The shared-ownership model that works:
Unit and integration tests — devs own. They're the closest to the code, written first, run on every commit. QA may pair on test design but doesn't write them.
E2E — joint, with clear allocation.
- Top user journeys (login, checkout, the headline feature) — the QA / automation team owns the tests. They cover cross-team flows and need a holistic view.
- Feature-specific E2E (a new admin page, a settings tab) — the dev team owns the test, the QA team reviews it for quality and consistency. Tests ship in the same PR as the feature.
Framework, custom commands, fixtures, CI infrastructure — QA owns. It's a shared library devs consume.
Flake quarantine and triage — QA owns the SLA but flake fixes are joint. Whoever touched the area last takes the fix.
The cultural moves:
- Test-writing is part of definition-of-done. No PR ships without the tests for its scope. The QA team approves; devs author.
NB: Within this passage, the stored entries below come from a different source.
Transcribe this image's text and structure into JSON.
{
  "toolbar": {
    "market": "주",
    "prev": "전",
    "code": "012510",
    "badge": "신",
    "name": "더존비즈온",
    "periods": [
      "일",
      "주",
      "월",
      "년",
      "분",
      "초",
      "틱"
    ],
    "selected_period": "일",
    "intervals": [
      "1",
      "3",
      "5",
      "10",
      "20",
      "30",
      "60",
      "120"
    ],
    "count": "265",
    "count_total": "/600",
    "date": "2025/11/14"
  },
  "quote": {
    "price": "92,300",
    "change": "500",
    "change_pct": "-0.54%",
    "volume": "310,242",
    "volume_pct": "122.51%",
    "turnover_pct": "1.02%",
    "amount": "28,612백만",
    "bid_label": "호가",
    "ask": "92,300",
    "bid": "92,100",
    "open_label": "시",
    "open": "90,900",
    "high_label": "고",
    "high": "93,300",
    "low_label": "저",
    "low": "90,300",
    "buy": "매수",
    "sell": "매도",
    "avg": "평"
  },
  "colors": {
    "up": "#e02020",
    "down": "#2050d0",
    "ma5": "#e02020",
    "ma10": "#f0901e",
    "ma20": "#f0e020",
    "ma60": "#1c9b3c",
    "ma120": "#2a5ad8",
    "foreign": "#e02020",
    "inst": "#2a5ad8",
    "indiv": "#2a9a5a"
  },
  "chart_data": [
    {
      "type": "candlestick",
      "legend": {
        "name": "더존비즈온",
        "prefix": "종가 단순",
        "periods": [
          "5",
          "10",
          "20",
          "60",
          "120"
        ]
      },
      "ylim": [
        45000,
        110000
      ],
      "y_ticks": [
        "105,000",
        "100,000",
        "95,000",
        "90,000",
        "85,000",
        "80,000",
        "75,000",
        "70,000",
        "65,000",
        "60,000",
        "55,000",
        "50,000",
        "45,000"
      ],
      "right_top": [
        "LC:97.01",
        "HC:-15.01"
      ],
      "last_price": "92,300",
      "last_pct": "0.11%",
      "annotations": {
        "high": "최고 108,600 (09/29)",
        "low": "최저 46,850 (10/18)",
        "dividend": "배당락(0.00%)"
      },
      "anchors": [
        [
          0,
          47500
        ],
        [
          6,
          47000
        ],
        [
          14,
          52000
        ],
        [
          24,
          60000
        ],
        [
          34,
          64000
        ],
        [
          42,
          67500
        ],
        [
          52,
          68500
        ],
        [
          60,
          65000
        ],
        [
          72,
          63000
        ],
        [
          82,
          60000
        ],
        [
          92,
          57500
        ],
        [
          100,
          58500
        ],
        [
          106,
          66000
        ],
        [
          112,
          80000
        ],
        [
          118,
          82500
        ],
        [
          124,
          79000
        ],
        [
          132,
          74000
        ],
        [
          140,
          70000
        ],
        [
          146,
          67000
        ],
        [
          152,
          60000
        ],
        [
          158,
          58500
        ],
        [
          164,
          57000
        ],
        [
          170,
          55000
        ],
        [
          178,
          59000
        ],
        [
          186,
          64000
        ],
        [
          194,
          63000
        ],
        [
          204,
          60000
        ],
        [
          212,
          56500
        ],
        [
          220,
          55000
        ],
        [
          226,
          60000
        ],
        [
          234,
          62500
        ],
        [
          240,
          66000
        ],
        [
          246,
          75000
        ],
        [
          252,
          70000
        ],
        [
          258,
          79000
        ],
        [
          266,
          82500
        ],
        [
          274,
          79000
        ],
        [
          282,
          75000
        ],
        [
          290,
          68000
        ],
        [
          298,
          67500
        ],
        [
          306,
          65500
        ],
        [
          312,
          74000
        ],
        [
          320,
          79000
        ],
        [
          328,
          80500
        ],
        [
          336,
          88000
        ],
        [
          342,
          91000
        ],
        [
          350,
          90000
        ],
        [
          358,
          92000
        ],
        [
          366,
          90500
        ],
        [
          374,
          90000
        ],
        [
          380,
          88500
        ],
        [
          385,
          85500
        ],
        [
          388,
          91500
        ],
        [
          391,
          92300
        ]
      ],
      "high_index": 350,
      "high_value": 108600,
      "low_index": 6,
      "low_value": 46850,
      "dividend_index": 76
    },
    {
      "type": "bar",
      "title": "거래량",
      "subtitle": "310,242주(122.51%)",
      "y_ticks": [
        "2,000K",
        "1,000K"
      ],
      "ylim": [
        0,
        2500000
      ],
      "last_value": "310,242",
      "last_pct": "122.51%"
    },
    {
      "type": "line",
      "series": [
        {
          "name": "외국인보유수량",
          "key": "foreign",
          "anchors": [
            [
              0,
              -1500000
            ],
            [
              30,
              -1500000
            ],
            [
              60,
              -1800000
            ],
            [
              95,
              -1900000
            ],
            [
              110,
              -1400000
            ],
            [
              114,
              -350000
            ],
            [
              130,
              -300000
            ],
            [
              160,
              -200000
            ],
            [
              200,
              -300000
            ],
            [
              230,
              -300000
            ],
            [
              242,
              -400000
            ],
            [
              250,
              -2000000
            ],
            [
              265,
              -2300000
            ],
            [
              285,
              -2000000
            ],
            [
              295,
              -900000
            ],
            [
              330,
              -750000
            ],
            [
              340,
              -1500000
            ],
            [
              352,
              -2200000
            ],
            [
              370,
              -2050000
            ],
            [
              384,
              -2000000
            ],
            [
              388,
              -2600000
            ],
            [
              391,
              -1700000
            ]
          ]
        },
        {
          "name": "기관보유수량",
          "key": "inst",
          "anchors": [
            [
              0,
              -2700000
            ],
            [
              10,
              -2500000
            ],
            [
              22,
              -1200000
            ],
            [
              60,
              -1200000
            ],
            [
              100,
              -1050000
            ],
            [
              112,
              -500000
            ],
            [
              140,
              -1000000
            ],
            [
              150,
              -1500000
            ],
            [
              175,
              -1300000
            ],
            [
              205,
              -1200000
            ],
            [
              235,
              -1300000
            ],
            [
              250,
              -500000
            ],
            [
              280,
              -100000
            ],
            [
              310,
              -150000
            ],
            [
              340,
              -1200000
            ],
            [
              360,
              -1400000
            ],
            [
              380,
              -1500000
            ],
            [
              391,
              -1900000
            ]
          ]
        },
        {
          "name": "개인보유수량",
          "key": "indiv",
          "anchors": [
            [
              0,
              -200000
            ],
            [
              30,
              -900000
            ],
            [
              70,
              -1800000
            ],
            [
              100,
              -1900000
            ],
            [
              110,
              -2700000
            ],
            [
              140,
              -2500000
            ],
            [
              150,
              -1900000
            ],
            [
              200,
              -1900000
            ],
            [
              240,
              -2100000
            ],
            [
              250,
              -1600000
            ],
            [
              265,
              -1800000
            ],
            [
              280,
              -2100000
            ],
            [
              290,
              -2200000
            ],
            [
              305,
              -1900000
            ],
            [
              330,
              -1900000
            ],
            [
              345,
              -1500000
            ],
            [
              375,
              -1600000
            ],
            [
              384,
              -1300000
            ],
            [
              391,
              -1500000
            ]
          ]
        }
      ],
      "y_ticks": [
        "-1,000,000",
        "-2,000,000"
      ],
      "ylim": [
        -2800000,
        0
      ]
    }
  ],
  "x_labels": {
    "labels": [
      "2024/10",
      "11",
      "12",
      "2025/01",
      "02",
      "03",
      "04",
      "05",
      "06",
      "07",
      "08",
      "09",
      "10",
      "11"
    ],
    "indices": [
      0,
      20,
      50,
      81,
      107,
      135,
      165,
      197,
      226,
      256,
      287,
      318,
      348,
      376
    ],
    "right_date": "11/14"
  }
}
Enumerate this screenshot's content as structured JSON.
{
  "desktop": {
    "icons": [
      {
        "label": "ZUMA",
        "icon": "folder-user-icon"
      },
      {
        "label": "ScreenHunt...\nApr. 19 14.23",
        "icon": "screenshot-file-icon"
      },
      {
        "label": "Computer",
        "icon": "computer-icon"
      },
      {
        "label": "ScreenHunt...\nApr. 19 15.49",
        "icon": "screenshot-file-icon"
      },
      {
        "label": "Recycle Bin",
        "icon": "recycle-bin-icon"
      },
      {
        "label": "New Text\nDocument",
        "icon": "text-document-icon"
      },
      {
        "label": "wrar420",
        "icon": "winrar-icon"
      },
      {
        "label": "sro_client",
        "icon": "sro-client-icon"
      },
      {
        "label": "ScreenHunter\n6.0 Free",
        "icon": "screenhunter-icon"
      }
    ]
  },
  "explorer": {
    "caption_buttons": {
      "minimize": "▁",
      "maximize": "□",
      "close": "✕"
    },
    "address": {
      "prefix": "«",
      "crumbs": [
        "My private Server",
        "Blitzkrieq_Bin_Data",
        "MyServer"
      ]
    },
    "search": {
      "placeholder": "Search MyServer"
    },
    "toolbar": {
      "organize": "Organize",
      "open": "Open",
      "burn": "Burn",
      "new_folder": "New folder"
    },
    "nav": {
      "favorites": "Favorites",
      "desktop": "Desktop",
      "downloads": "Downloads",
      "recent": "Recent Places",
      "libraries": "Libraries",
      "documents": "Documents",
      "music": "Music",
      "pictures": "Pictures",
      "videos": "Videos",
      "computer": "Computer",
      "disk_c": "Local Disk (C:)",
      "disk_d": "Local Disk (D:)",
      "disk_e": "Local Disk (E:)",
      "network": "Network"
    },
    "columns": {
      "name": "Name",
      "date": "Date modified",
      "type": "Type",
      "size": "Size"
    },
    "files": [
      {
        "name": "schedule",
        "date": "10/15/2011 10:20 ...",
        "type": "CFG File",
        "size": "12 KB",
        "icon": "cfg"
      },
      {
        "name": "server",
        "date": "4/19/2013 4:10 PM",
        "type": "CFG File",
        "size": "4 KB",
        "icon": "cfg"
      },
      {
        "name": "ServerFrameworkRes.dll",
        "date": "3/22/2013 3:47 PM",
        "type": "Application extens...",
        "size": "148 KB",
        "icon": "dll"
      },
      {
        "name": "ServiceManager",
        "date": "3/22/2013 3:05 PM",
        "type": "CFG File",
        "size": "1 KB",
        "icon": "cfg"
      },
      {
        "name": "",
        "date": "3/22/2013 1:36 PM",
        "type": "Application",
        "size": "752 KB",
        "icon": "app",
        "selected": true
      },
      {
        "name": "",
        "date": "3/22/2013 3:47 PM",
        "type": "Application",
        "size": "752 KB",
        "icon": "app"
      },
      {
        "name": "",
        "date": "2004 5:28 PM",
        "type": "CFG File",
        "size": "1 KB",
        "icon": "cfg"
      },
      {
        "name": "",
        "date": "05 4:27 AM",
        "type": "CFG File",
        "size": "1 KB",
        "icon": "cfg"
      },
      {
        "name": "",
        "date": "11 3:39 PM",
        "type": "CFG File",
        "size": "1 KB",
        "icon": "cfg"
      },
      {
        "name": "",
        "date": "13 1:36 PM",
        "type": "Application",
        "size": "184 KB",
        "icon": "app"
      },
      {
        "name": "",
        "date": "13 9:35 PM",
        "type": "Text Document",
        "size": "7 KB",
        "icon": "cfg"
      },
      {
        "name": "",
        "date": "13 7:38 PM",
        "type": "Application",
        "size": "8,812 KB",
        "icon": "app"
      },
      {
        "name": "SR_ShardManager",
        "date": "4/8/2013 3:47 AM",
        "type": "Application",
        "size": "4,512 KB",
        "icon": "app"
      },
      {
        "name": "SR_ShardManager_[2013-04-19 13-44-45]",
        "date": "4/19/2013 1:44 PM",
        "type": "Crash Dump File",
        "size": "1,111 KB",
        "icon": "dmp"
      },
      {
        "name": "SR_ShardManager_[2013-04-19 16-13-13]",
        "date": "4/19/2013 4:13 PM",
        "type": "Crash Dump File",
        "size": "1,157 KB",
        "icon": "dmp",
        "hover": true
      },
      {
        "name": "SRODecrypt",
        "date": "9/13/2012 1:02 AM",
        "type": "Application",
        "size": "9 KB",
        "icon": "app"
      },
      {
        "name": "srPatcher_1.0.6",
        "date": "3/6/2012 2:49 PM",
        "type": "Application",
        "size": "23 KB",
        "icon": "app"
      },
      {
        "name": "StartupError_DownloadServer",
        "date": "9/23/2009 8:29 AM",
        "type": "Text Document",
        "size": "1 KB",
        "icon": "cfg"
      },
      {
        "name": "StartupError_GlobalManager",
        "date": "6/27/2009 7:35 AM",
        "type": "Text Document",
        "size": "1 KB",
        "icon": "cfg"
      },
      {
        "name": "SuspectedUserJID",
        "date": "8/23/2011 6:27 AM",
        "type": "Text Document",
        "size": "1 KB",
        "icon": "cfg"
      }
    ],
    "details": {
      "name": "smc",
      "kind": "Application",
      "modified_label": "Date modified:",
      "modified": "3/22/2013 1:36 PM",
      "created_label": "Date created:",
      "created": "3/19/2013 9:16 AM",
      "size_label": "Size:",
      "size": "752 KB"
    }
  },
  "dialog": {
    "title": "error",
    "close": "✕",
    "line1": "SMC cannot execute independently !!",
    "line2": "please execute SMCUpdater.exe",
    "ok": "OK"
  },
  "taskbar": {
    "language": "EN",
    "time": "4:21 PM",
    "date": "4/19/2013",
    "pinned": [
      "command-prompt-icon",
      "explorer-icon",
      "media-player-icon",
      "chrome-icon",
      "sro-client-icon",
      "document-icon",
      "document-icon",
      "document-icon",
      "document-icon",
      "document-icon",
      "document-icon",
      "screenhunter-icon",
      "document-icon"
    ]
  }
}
- Pair on writing the first few. When a dev's writing their first Cypress test for a new feature, a QA engineer pairs. Knowledge transfers without becoming a bottleneck.
- Publish quality bars (flake rate, escape rate, coverage). When responsibility for a bar is named, "owns the test" stops being a debate.
- Avoid tracking 'tests written by QA vs dev' as a metric. It produces gaming, not collaboration.
When the disagreement is a real conflict:
- Sometimes it's about workload. "Devs don't have time to write E2E" usually means E2E framework is too heavy or test coverage targets are unrealistic. Fix the friction before fixing the ownership.
- Sometimes it's about skill. Devs new to Cypress need pairing, not lectures.
- Sometimes it's about incentives. If devs are evaluated on velocity-only and QA on coverage, the conflict is structural — escalate to engineering management.
The lead's job: surface the structural issue, propose a shared-ownership model with clear bars, and reduce the cost of writing tests so neither side is overburdened.